Other than that, my bisexual friend, whom I worked on the same project with, teased me: you may have to be extra-closeted for the week after the news about young Bruneian queers running out of the country due to the possibility of being stoned to death broke out four days before our arrival. He was that one confused dude who thought being bi means he’s still holding the straight pass. I simply let him figure it out himself.
My dad is the kind of parent who measures their children’s success by how much they’ve traveled on their own, so I kind of lived by that since I was very young. In fact, I really never liked traveling even though I have the unmatched talent of packing my stuff in less than thirty minutes but still managing to get that done two days in advance. I have terrible traveling anxiety.
So far as I noticed, I will get extremely nauseous and cough a lot the night before the trip and will not get any sleep, a weird condition I should have clinically checked up but never did. And once I step on the bus, there’s a 60% chance I will vomit. I’ve never been in good shape either, and the thought of having to be extremely fit before a hardcore trip daunts me as fuck. It’s a horrible gatekeeper, which some of you will say: no, it’s not, you can do better, anyone can do it. Fuck you.
I know I cannot be that one writer friend who’s obsessed with surfing and is literally spending the next six months in Indonesia testing her luck without a surfing coach because he ditched her for a tournament in Thailand three days after she booked him.
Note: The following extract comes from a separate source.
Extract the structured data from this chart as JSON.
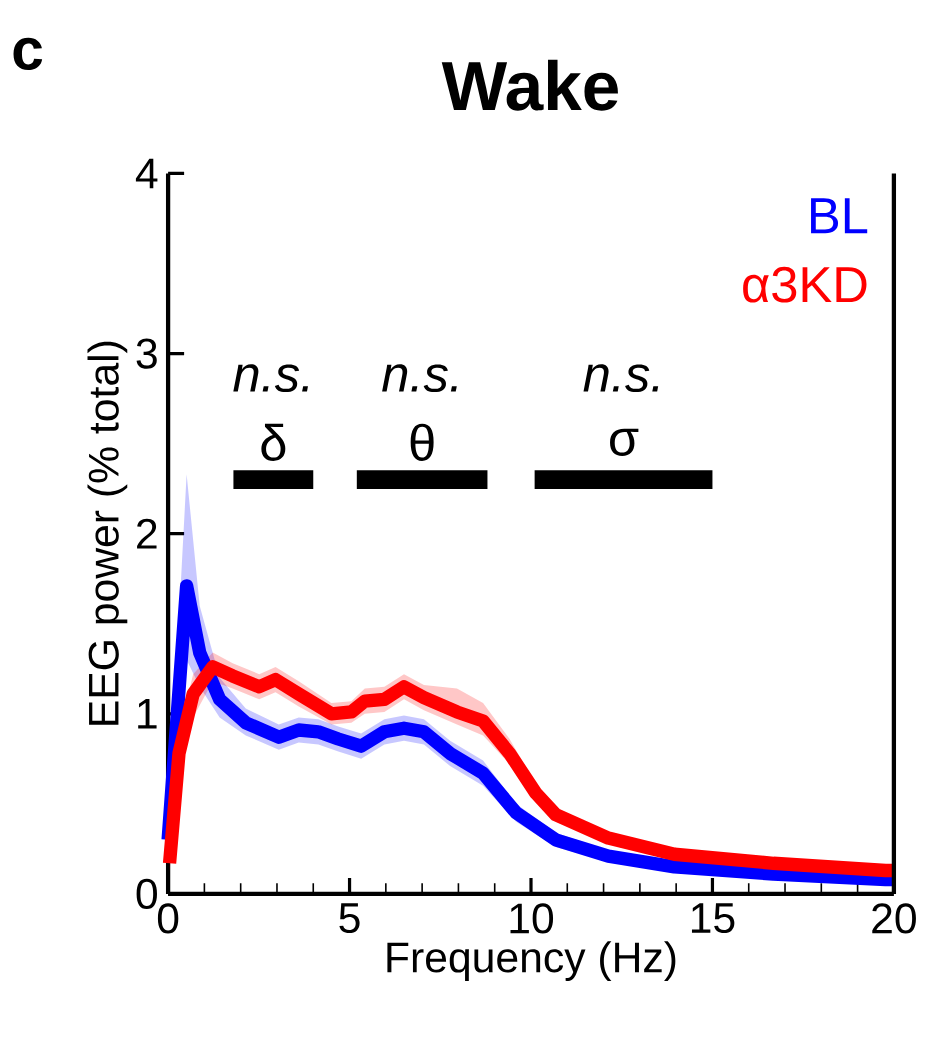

She’s written numerous stuff about her near-death experiences while doing extreme sports in nature and described how in those very moments, she’s gotten close to hearing the breaths of the rocks and the mountains basically screaming: you pathetic fuck. I’m happy with admiring her from afar and having small talks about poetry with her every once in a while.
Another author has been spending her residency in the Arctic where artists got to be on a giant ship and learn to be real sailors. She’s been documenting her journey over her blog and there’re some pretty cool snippets: the incident where the crew encountered and almost got eaten by a polar bear that leads to the amusing back stories of the sea shanties trend on social media where a handsome middle-aged man named Maik (the one guy that prompts me I may indeed have daddy issues) sang a sea shanty so heroically he managed to scare the bear away from the dumbfounded crew members. All the good stuff that I enjoyed.
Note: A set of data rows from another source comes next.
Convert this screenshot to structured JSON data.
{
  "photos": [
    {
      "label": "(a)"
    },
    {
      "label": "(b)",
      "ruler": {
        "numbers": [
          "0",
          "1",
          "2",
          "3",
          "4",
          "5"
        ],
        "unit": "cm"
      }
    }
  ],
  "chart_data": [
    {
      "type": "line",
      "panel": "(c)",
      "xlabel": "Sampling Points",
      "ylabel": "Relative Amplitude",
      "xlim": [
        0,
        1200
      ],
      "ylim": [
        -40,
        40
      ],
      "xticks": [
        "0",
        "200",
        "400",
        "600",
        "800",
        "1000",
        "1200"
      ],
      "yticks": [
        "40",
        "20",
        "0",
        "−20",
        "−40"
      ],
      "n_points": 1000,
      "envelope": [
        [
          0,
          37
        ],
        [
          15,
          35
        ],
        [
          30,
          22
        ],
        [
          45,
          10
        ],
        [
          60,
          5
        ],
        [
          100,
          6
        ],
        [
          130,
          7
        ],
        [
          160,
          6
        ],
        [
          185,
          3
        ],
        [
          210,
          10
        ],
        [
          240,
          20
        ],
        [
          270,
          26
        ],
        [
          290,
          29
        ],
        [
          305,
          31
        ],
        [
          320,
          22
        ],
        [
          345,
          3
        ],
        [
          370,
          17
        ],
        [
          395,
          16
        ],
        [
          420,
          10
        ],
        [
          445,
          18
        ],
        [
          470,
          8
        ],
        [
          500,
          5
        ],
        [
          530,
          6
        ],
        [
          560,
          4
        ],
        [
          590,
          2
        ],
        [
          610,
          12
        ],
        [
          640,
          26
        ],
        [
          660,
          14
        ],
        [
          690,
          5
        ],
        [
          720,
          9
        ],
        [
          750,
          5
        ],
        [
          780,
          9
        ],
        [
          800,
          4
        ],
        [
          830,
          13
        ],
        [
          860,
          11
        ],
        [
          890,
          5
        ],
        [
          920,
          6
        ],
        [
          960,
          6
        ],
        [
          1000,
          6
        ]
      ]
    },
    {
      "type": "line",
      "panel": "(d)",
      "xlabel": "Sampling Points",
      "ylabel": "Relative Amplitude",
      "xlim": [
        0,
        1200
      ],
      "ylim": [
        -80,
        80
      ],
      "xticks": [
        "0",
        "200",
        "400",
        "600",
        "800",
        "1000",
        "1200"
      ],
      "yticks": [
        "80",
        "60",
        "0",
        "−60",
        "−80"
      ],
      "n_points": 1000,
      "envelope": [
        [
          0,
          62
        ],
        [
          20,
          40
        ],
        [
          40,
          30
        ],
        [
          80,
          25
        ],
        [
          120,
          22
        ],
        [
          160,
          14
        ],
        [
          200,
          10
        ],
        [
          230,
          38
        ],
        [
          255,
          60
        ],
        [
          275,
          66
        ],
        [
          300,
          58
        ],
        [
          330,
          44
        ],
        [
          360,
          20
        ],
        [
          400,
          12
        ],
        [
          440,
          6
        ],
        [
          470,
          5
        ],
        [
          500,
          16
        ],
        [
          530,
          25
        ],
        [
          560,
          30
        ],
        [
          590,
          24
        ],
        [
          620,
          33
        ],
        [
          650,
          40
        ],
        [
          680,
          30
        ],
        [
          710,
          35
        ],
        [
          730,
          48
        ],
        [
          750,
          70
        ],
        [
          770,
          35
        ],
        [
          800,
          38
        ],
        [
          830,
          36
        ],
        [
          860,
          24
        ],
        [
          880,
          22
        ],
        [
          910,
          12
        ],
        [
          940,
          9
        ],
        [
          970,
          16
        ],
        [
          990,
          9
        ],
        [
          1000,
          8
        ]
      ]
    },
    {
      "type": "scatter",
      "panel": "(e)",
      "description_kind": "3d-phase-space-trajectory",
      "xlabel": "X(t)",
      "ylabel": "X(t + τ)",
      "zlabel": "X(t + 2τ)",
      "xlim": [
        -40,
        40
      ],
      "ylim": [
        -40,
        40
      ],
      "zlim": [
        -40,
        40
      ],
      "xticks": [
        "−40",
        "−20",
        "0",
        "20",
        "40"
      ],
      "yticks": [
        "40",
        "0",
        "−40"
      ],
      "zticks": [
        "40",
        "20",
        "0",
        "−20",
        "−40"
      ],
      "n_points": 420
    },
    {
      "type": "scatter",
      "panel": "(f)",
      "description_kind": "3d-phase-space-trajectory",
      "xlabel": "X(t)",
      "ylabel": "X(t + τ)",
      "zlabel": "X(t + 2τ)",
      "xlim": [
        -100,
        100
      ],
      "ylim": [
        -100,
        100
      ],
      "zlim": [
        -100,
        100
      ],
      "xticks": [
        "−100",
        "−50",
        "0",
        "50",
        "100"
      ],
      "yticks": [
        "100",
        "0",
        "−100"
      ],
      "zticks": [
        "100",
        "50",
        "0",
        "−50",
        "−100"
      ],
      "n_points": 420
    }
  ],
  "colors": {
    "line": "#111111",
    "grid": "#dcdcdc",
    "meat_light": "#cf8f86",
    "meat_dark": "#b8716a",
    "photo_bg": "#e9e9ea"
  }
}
Traveling seems to offer a special kind of wisdom for writers, regardless of the situation, but it’s not something that all of us can do. Physical training is painful and I have a pretty low threshold for pain and it’s one of my biggest fear. I had a stomach cramp once, cried for the entire night, and then told my friend, to which she responded: ever heard of period cramp? I have ma’am. I have. But that isn’t the point.
I remember watching and crying to a YouTube video from the Try Guys channel where one of the personalities of the group, Zach, talked about his experience living with ankylosing spondylitis, a disease that causes your skeletal joints to fuse together and results in unworldly chronic pains for the rest of your life. Forget about the cure, he said, I’d do anything to ease the pain, even if for only a minute. Unconventional pains are the hardest to articulate and expect people to understand, as well as mental illnesses like depression and anxiety.
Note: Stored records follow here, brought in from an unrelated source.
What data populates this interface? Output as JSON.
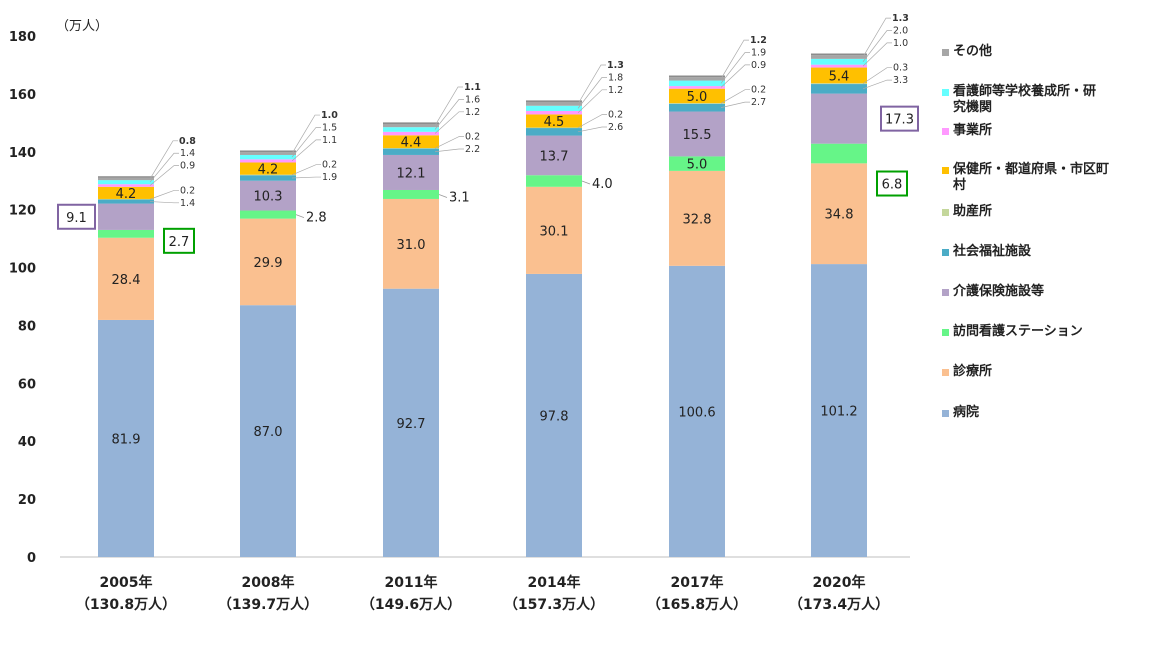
{
  "chart_data": {
    "type": "bar",
    "stacked": true,
    "unit_label": "（万人）",
    "ylim": [
      0,
      180
    ],
    "yticks": [
      0,
      20,
      40,
      60,
      80,
      100,
      120,
      140,
      160,
      180
    ],
    "categories": [
      "2005年",
      "2008年",
      "2011年",
      "2014年",
      "2017年",
      "2020年"
    ],
    "category_totals": [
      "（130.8万人）",
      "（139.7万人）",
      "（149.6万人）",
      "（157.3万人）",
      "（165.8万人）",
      "（173.4万人）"
    ],
    "series": [
      {
        "name": "病院",
        "color": "#95b3d7",
        "values": [
          81.9,
          87.0,
          92.7,
          97.8,
          100.6,
          101.2
        ],
        "labels": [
          "81.9",
          "87.0",
          "92.7",
          "97.8",
          "100.6",
          "101.2"
        ]
      },
      {
        "name": "診療所",
        "color": "#fac090",
        "values": [
          28.4,
          29.9,
          31.0,
          30.1,
          32.8,
          34.8
        ],
        "labels": [
          "28.4",
          "29.9",
          "31.0",
          "30.1",
          "32.8",
          "34.8"
        ]
      },
      {
        "name": "訪問看護ステーション",
        "color": "#66f588",
        "values": [
          2.7,
          2.8,
          3.1,
          4.0,
          5.0,
          6.8
        ],
        "labels": [
          "2.7",
          "2.8",
          "3.1",
          "4.0",
          "5.0",
          "6.8"
        ]
      },
      {
        "name": "介護保険施設等",
        "color": "#b3a2c7",
        "values": [
          9.1,
          10.3,
          12.1,
          13.7,
          15.5,
          17.3
        ],
        "labels": [
          "9.1",
          "10.3",
          "12.1",
          "13.7",
          "15.5",
          "17.3"
        ]
      },
      {
        "name": "社会福祉施設",
        "color": "#4bacc6",
        "values": [
          1.4,
          1.9,
          2.2,
          2.6,
          2.7,
          3.3
        ],
        "labels": [
          "1.4",
          "1.9",
          "2.2",
          "2.6",
          "2.7",
          "3.3"
        ]
      },
      {
        "name": "助産所",
        "color": "#c4d79b",
        "values": [
          0.2,
          0.2,
          0.2,
          0.2,
          0.2,
          0.3
        ],
        "labels": [
          "0.2",
          "0.2",
          "0.2",
          "0.2",
          "0.2",
          "0.3"
        ]
      },
      {
        "name": "保健所・都道府県・市区町村",
        "color": "#ffc000",
        "values": [
          4.2,
          4.2,
          4.4,
          4.5,
          5.0,
          5.4
        ],
        "labels": [
          "4.2",
          "4.2",
          "4.4",
          "4.5",
          "5.0",
          "5.4"
        ]
      },
      {
        "name": "事業所",
        "color": "#ff99ff",
        "values": [
          0.9,
          1.1,
          1.2,
          1.2,
          0.9,
          1.0
        ],
        "labels": [
          "0.9",
          "1.1",
          "1.2",
          "1.2",
          "0.9",
          "1.0"
        ]
      },
      {
        "name": "看護師等学校養成所・研究機関",
        "color": "#66ffff",
        "values": [
          1.4,
          1.5,
          1.6,
          1.8,
          1.9,
          2.0
        ],
        "labels": [
          "1.4",
          "1.5",
          "1.6",
          "1.8",
          "1.9",
          "2.0"
        ]
      },
      {
        "name": "その他",
        "color": "#a6a6a6",
        "values": [
          0.8,
          1.0,
          1.1,
          1.3,
          1.2,
          1.3
        ],
        "labels": [
          "0.8",
          "1.0",
          "1.1",
          "1.3",
          "1.2",
          "1.3"
        ]
      }
    ],
    "legend": {
      "position": "right",
      "items": [
        {
          "name": "その他",
          "color": "#a6a6a6"
        },
        {
          "name": "看護師等学校養成所・研究機関",
          "display": "看護師等学校養成所・研\n究機関",
          "color": "#66ffff"
        },
        {
          "name": "事業所",
          "color": "#ff99ff"
        },
        {
          "name": "保健所・都道府県・市区町村",
          "display": "保健所・都道府県・市区町\n村",
          "color": "#ffc000"
        },
        {
          "name": "助産所",
          "color": "#c4d79b"
        },
        {
          "name": "社会福祉施設",
          "color": "#4bacc6"
        },
        {
          "name": "介護保険施設等",
          "color": "#b3a2c7"
        },
        {
          "name": "訪問看護ステーション",
          "color": "#66f588"
        },
        {
          "name": "診療所",
          "color": "#fac090"
        },
        {
          "name": "病院",
          "color": "#95b3d7"
        }
      ]
    },
    "highlight_colors": {
      "purple": "#8064a2",
      "green": "#00a000"
    },
    "grid": false
  }
}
All thoughts lead to one destined end: if I keep staying in one place, nothing can hurt me. I can work on it, but I don’t know what it will take. I’m growing to be the same as my parents, who’d like to stay rooted in the same land forever till death, which is very unlikely for my generation just so you know. Or maybe this entire post can be summarized in one word: introverted, or worse, you cannot even tell the difference between this post and a therapist’s note.
Anyways, it’s a reality that the world isn’t built for my kind. It’s always spinning. People will be going from one place to the other and be talking about it all the time. Until then I will be burying my head in a stack of documents and learning to be okay with not being anyone’s role model (cringe). In other words, I’d like to believe it takes time.